Изменить стиль страницы

На освещенный пятачок выбежали двое. На одном из них, который ростом не выдался, было нейлоновое пальто, блестевшее от влаги, и сбившаяся набок флотская фуражка. Другой, в куртке с капюшоном, шел на полшага сзади и говорил молодым голосом:

— Бесполезное это дело, Алексей Егорыч. Где ж его здесь найдешь? Да и не он это, может статься.

— Зачем же бежал, если не он? — командирским голосом отозвалась фуражка.

— Ну, мало ли, замерз человек, решил согреться.

— Он, говорю тебе. Я его знаю, такой же длинный.

— Какой же он длинный? Он с меня.

— А ты разве не длинный? — удивилась фуражка.

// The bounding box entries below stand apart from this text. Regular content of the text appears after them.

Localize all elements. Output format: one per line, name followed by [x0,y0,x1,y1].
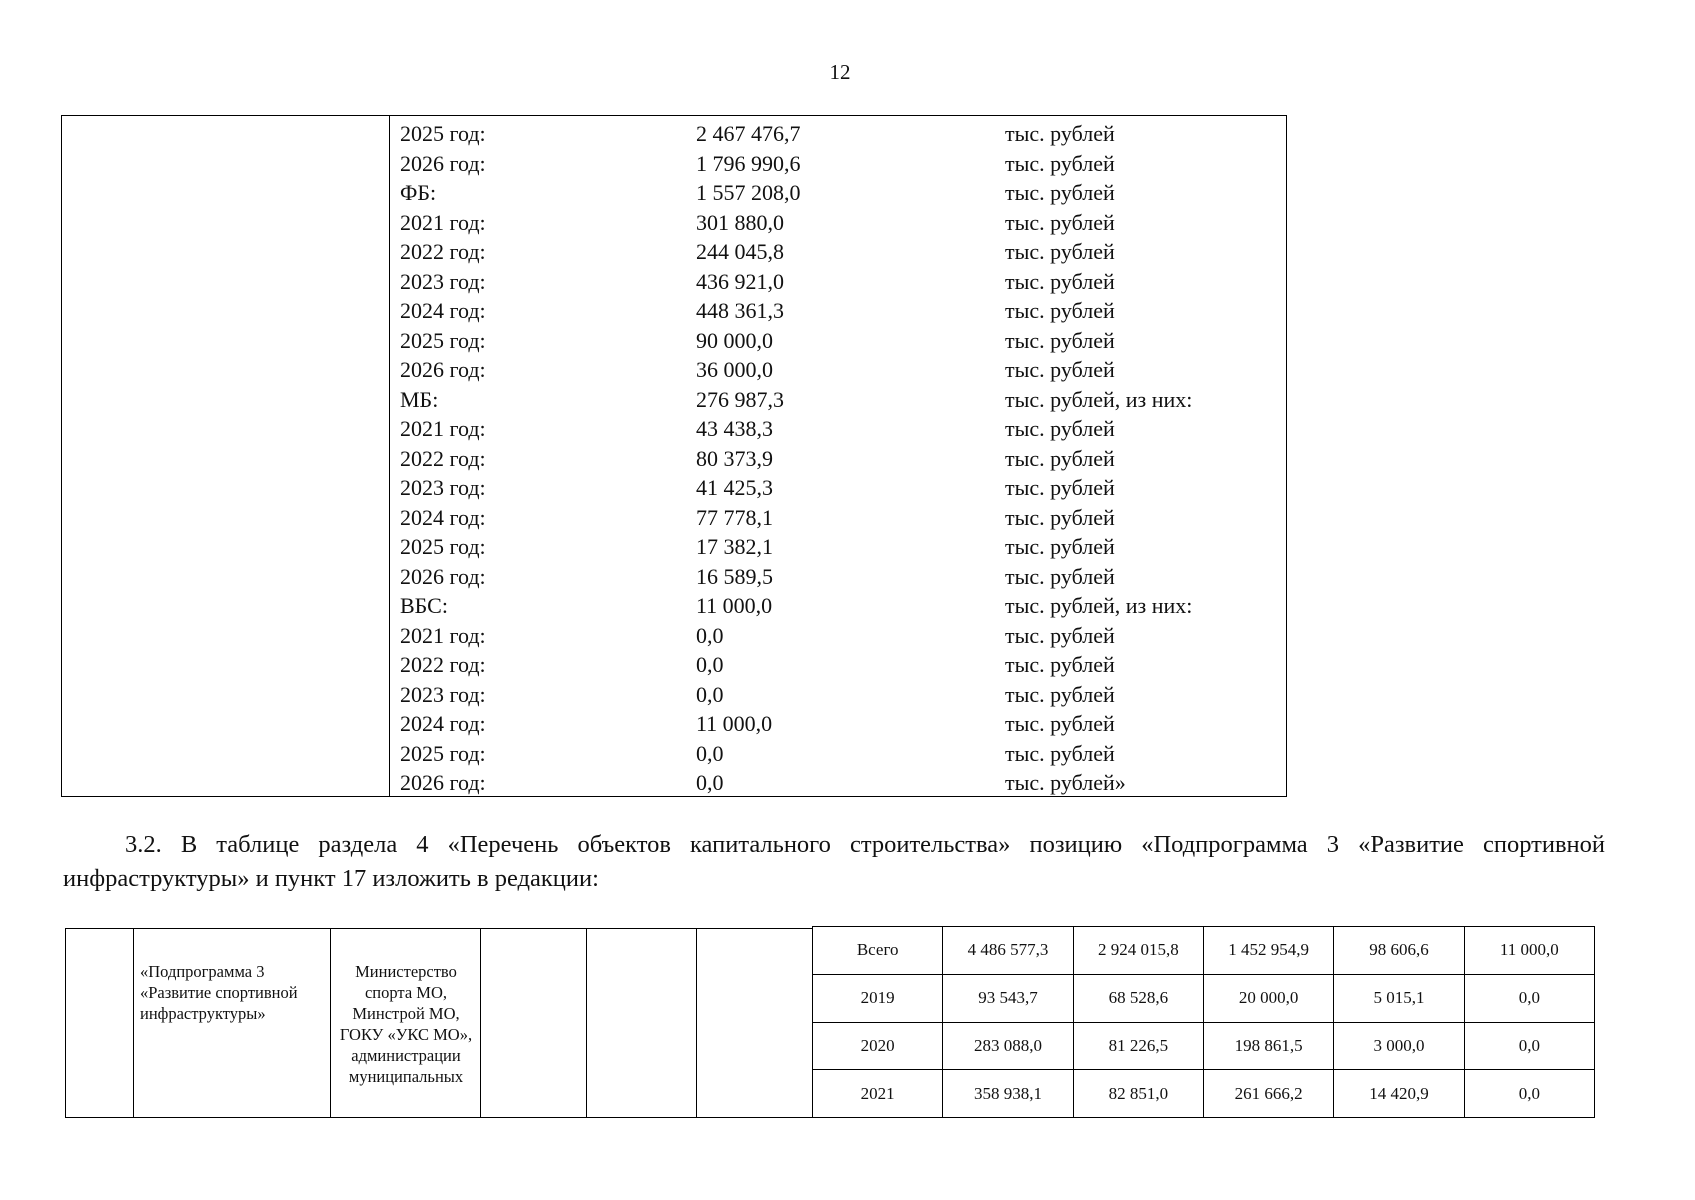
row-unit: тыс. рублей, из них: [1005,386,1193,412]
subprogram-name: «Подпрограмма 3 «Развитие спортивной инфраструктуры» [140,962,298,1023]
row-unit: тыс. рублей, из них: [1005,593,1193,618]
cell-vbs: 0,0 [1464,1022,1594,1070]
cell-vbs: 11 000,0 [1464,927,1594,975]
row-unit: тыс. рублей [1005,416,1115,441]
row-label: 2026 год: [400,770,486,795]
row-unit: тыс. рублей [1005,534,1115,559]
financing-row [400,326,1286,356]
financing-row [400,768,1286,798]
row-value: 436 921,0 [696,268,784,294]
amendment-paragraph-text: 3.2. В таблице раздела 4 «Перечень объектов капитального строительства» позицию «Подпрограмма 3 «Развитие спортивной инфраструктуры» и пункт 17 изложить в редакции: [63,831,1605,892]
executors-cell: Министерство спорта МО, Минстрой МО, ГОКУ «УКС МО», администрации муниципальных [339,962,473,1086]
financing-rows [400,119,1286,798]
table-column-divider [696,929,697,1117]
cell-year: Всего [813,927,943,975]
financing-row [400,650,1286,680]
cell-fb: 81 226,5 [1073,1022,1203,1070]
financing-row [400,503,1286,533]
table-column-divider [480,929,481,1117]
row-unit: тыс. рублей» [1005,770,1126,795]
table-row [813,1070,1595,1118]
row-value: 41 425,3 [696,475,773,500]
row-value: 43 438,3 [696,416,773,441]
row-unit: тыс. рублей [1005,150,1115,176]
amendment-paragraph [63,828,1605,896]
row-value: 11 000,0 [696,711,773,736]
table-column-divider [133,929,134,1117]
financing-row [400,355,1286,385]
row-value: 2 467 476,7 [696,121,801,146]
row-value: 0,0 [696,770,724,795]
cell-year: 2019 [813,974,943,1022]
table-row [813,927,1595,975]
row-label: 2022 год: [400,652,486,677]
row-unit: тыс. рублей [1005,298,1115,323]
row-label: 2021 год: [400,209,486,235]
page-number: 12 [829,60,851,84]
row-value: 16 589,5 [696,563,773,589]
row-unit: тыс. рублей [1005,652,1115,677]
financing-row [400,414,1286,444]
financing-row [400,621,1286,651]
financing-row [400,444,1286,474]
financing-row [400,178,1286,208]
cell-fb: 68 528,6 [1073,974,1203,1022]
objects-financing-grid [812,926,1595,1118]
financing-row [400,562,1286,592]
row-label: 2026 год: [400,150,486,176]
table-column-divider [389,116,390,796]
cell-vbs: 0,0 [1464,974,1594,1022]
cell-year: 2020 [813,1022,943,1070]
row-value: 0,0 [696,681,724,707]
cell-total: 4 486 577,3 [943,927,1073,975]
row-value: 1 557 208,0 [696,180,801,205]
row-unit: тыс. рублей [1005,504,1115,530]
cell-fb: 2 924 015,8 [1073,927,1203,975]
row-label: 2026 год: [400,357,486,382]
financing-row [400,237,1286,267]
row-label: 2026 год: [400,563,486,589]
financing-row [400,680,1286,710]
financing-row [400,296,1286,326]
row-label: 2024 год: [400,298,486,323]
row-label: 2025 год: [400,327,486,353]
row-value: 1 796 990,6 [696,150,801,176]
row-value: 276 987,3 [696,386,784,412]
row-unit: тыс. рублей [1005,327,1115,353]
financing-row [400,739,1286,769]
row-value: 36 000,0 [696,357,773,382]
cell-ob: 1 452 954,9 [1203,927,1333,975]
financing-row [400,208,1286,238]
row-value: 448 361,3 [696,298,784,323]
row-unit: тыс. рублей [1005,180,1115,205]
row-label: 2023 год: [400,268,486,294]
cell-fb: 82 851,0 [1073,1070,1203,1118]
row-label: 2022 год: [400,239,486,264]
cell-vbs: 0,0 [1464,1070,1594,1118]
cell-mb: 3 000,0 [1334,1022,1464,1070]
objects-table-left [65,928,813,1118]
cell-ob: 261 666,2 [1203,1070,1333,1118]
row-label: 2022 год: [400,445,486,471]
row-value: 11 000,0 [696,593,773,618]
row-label: 2024 год: [400,711,486,736]
row-unit: тыс. рублей [1005,711,1115,736]
cell-mb: 14 420,9 [1334,1070,1464,1118]
row-unit: тыс. рублей [1005,209,1115,235]
table-row [813,1022,1595,1070]
row-value: 90 000,0 [696,327,773,353]
row-value: 0,0 [696,740,724,766]
row-unit: тыс. рублей [1005,475,1115,500]
cell-ob: 20 000,0 [1203,974,1333,1022]
cell-mb: 5 015,1 [1334,974,1464,1022]
financing-row [400,267,1286,297]
row-value: 0,0 [696,622,724,648]
row-label: 2021 год: [400,416,486,441]
row-value: 77 778,1 [696,504,773,530]
row-value: 301 880,0 [696,209,784,235]
table-row [813,974,1595,1022]
row-label: 2025 год: [400,740,486,766]
cell-mb: 98 606,6 [1334,927,1464,975]
row-unit: тыс. рублей [1005,445,1115,471]
cell-year: 2021 [813,1070,943,1118]
row-value: 244 045,8 [696,239,784,264]
financing-row [400,149,1286,179]
row-label: 2021 год: [400,622,486,648]
row-value: 17 382,1 [696,534,773,559]
financing-row [400,473,1286,503]
row-value: 80 373,9 [696,445,773,471]
row-value: 0,0 [696,652,724,677]
row-label: ФБ: [400,180,437,205]
row-label: ВБС: [400,593,448,618]
row-unit: тыс. рублей [1005,622,1115,648]
row-unit: тыс. рублей [1005,681,1115,707]
cell-total: 93 543,7 [943,974,1073,1022]
row-unit: тыс. рублей [1005,357,1115,382]
table-column-divider [586,929,587,1117]
row-label: 2024 год: [400,504,486,530]
cell-total: 283 088,0 [943,1022,1073,1070]
row-label: МБ: [400,386,439,412]
row-label: 2023 год: [400,475,486,500]
financing-row [400,385,1286,415]
cell-total: 358 938,1 [943,1070,1073,1118]
row-unit: тыс. рублей [1005,563,1115,589]
row-unit: тыс. рублей [1005,740,1115,766]
row-label: 2025 год: [400,121,486,146]
financing-row [400,591,1286,621]
cell-ob: 198 861,5 [1203,1022,1333,1070]
financing-row [400,532,1286,562]
row-unit: тыс. рублей [1005,121,1115,146]
financing-table [61,115,1287,797]
financing-row [400,119,1286,149]
financing-row [400,709,1286,739]
row-unit: тыс. рублей [1005,239,1115,264]
row-label: 2025 год: [400,534,486,559]
row-label: 2023 год: [400,681,486,707]
row-unit: тыс. рублей [1005,268,1115,294]
table-column-divider [330,929,331,1117]
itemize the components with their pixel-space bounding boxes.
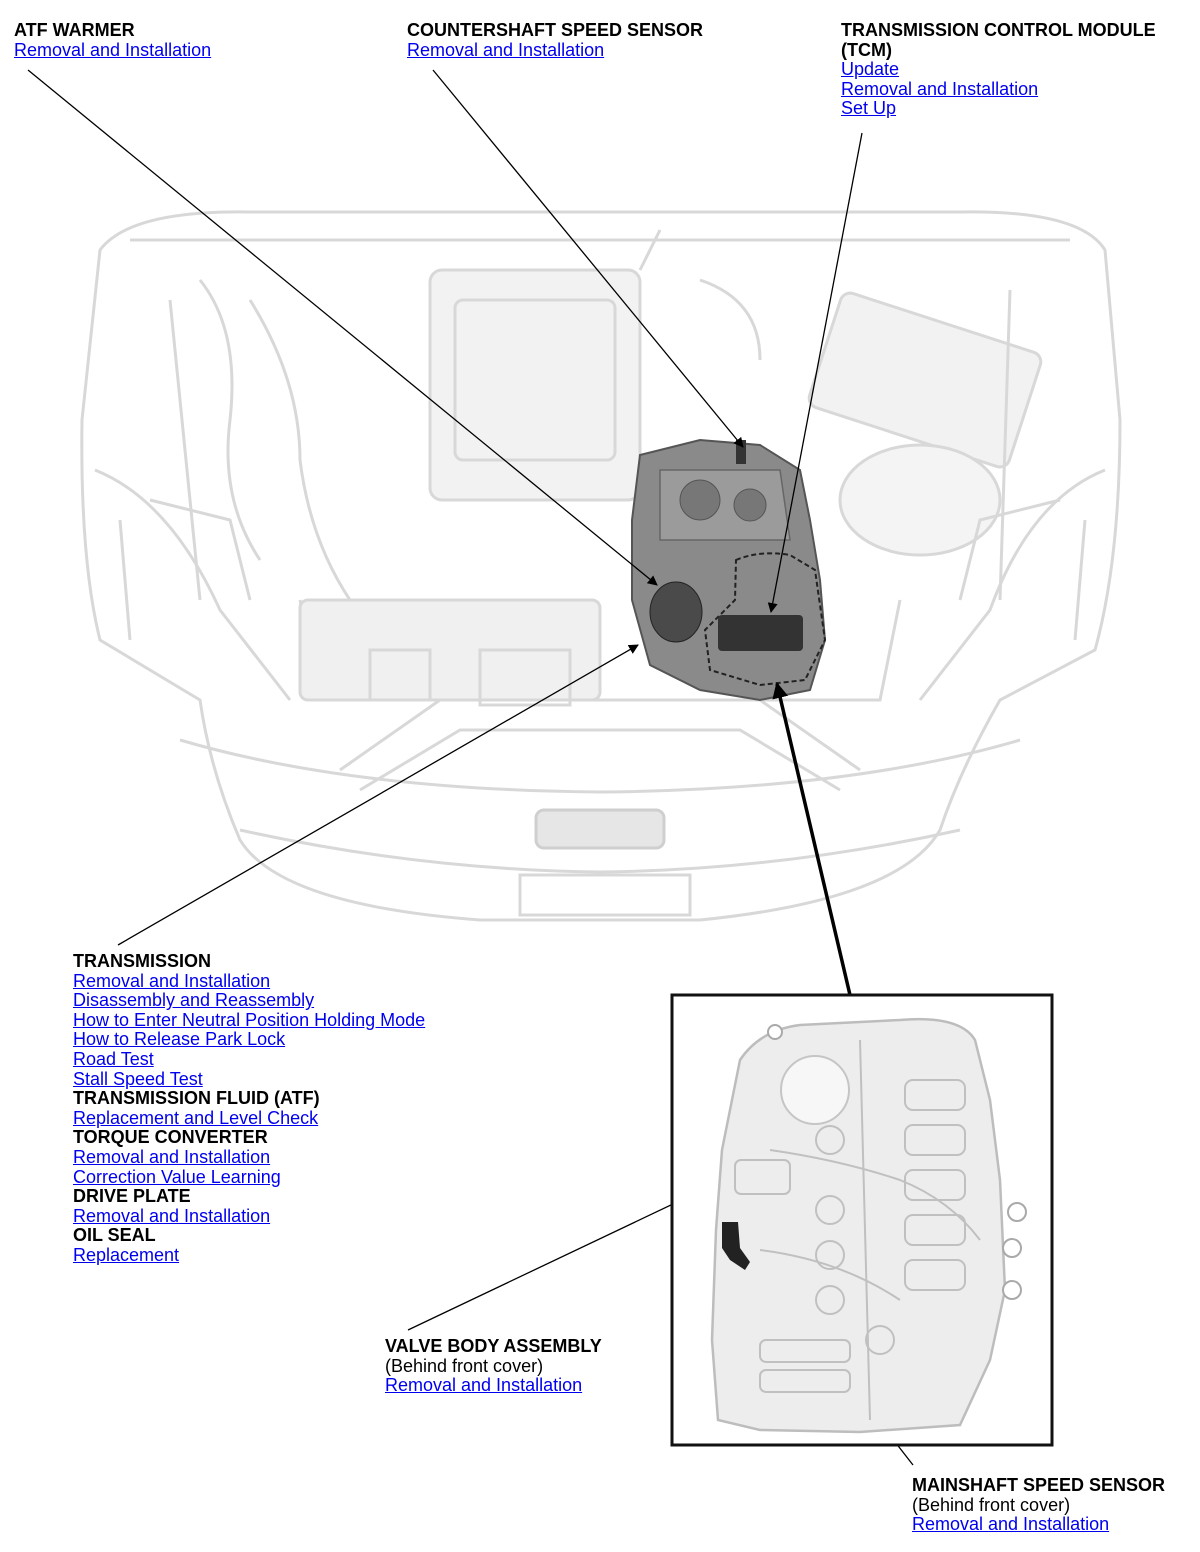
mainshaft-sensor-note: (Behind front cover)	[912, 1494, 1071, 1515]
callout-tcm	[841, 21, 1156, 119]
callout-atf-warmer	[14, 21, 211, 60]
transmission-road-test-link[interactable]: Road Test	[73, 1048, 154, 1069]
torque-converter-title: TORQUE CONVERTER	[73, 1127, 268, 1148]
valve-body-title: VALVE BODY ASSEMBLY	[385, 1336, 602, 1356]
tcm-title-line2: (TCM)	[841, 39, 892, 60]
torque-converter-removal-link[interactable]: Removal and Installation	[73, 1146, 271, 1167]
tcm-removal-link[interactable]: Removal and Installation	[841, 78, 1039, 99]
countershaft-sensor-removal-link[interactable]: Removal and Installation	[407, 39, 605, 60]
oil-seal-replacement-link[interactable]: Replacement	[73, 1244, 180, 1265]
atf-title: TRANSMISSION FLUID (ATF)	[73, 1088, 320, 1109]
mainshaft-sensor-removal-link[interactable]: Removal and Installation	[912, 1514, 1110, 1535]
atf-replacement-link[interactable]: Replacement and Level Check	[73, 1107, 319, 1128]
transmission-neutral-holding-link[interactable]: How to Enter Neutral Position Holding Mode	[73, 1009, 426, 1030]
drive-plate-title: DRIVE PLATE	[73, 1186, 191, 1207]
vehicle-outline	[82, 212, 1120, 920]
atf-warmer-title: ATF WARMER	[14, 20, 135, 40]
tcm-update-link[interactable]: Update	[841, 59, 900, 80]
transmission-title: TRANSMISSION	[73, 951, 212, 971]
tcm-title-line1: TRANSMISSION CONTROL MODULE	[841, 20, 1156, 40]
callout-valve-body-assembly	[385, 1337, 602, 1396]
transmission-stall-speed-link[interactable]: Stall Speed Test	[73, 1068, 203, 1089]
tcm-shape	[718, 615, 803, 651]
transmission-park-lock-link[interactable]: How to Release Park Lock	[73, 1029, 286, 1050]
valve-body-inset	[672, 995, 1052, 1445]
torque-converter-correction-link[interactable]: Correction Value Learning	[73, 1166, 281, 1187]
valve-body-removal-link[interactable]: Removal and Installation	[385, 1375, 583, 1396]
transmission-disassembly-link[interactable]: Disassembly and Reassembly	[73, 990, 315, 1011]
atf-warmer-removal-link[interactable]: Removal and Installation	[14, 39, 212, 60]
transmission-removal-link[interactable]: Removal and Installation	[73, 970, 271, 991]
countershaft-sensor-title: COUNTERSHAFT SPEED SENSOR	[407, 20, 704, 40]
atf-warmer-shape	[650, 582, 702, 642]
callout-transmission-group	[73, 952, 425, 1266]
tcm-setup-link[interactable]: Set Up	[841, 98, 897, 119]
callout-countershaft-speed-sensor	[407, 21, 703, 60]
mainshaft-sensor-title: MAINSHAFT SPEED SENSOR	[912, 1475, 1166, 1495]
valve-body-note: (Behind front cover)	[385, 1355, 544, 1376]
oil-seal-title: OIL SEAL	[73, 1225, 156, 1246]
drive-plate-removal-link[interactable]: Removal and Installation	[73, 1205, 271, 1226]
callout-mainshaft-speed-sensor	[912, 1476, 1165, 1535]
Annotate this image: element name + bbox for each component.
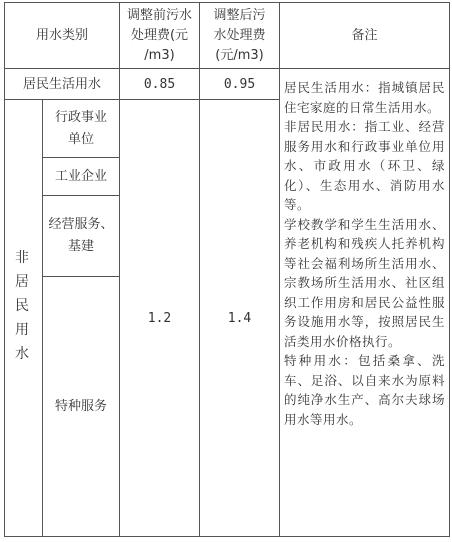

Они закурили внизу, под Веней, метрах в трех от навеса.

— Нехорошо получается, Соломатин ругался на графике. Говорит, до каких пор в порту будут разгуливать подозрительные лица. Неудобно, мне на вид поставил.

— Теперь мы знаем, до каких, до… трех часов ночи, — все веселился молодой.

— Ничего, много не нагуляет. Все кранты ему перекрыты… Мне бы, конечно, самому надо, по разным причинам. Да и в лицо его знаю, мне легче.

Когда он сказал «кранты перекрыты», Веня сразу признал в нем Лешку Кранта, с которым работал на «Мезени».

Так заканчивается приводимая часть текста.